EIP-1559 will change Ethereum’s fee market mechanism. Fundamentally, EIP-1559 gets rid of the first-price auction as the main gas fee calculation. In first-price auctions, people bid a set amount of money to pay for their transaction to be processed, and the highest bidder wins. With EIP-1559, there will be a discrete “base fee” for transactions to be included in the next block. For users or applications that want to prioritize their transaction, they can add a “tip,” which is called a “priority fee” to pay a miner for faster inclusion.

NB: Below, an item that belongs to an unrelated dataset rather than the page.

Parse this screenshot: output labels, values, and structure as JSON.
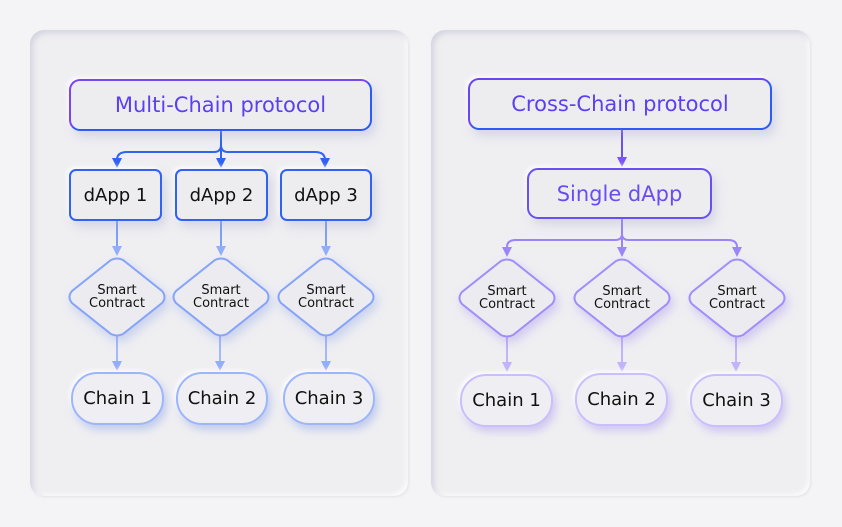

As an analogy to explain the base fee and tip, imagine the experience of using a ride sharing service app on your phone. You want to use this app to get a ride to go from A to B. The cost to go from A to B is the same, regardless of which driver picks you up (the base fee in EIP-1559). Now, imagine if you were able to add a tip to your driver, prior to getting on the ride. If your tip is higher than what other people at that time are offering, drivers will be incentivized to pick you up over other potential passengers not offering a tip.
This process is similar to your ETH transactions: you can set a tip for miners (the “driver” in the above example) to include your transaction in the next block (the “ride” in the above example). A higher tip means a greater chance of your transaction being included in the next block and therefore being completed.
As a side effect of a more predictable base fee, EIP-1559 may lead to some reduction in gas prices if we assume that fee predictability means users will overpay for gas less frequently. With EIP-1559, the base fee will increase and decrease by up to 12.5% after blocks are more than 50% full. For example, if a block is 100% full the base fee increases by 12.5%; if it is 50% full the base fee will be the same; if it is 0% full the base fee would decrease by 12.5%.
The ongoing movement of applications to rollups and Layer 2s will be what greatly reduce fees.
In the Gas fee calculation based on the first price auction, the miner receives the block award and the Gas fee, which means that all the Gas fee paid by the user exchange belongs to the miner. In EIP-1559, the basic fee is destroyed, but the tips and block awards still go to the miner. In the short term, the ETH income of miners will decrease. However, miners' earnings are not necessarily affected in the long run because the basic costs are destroyed, thereby deflating ETH and increasing its value to some extent.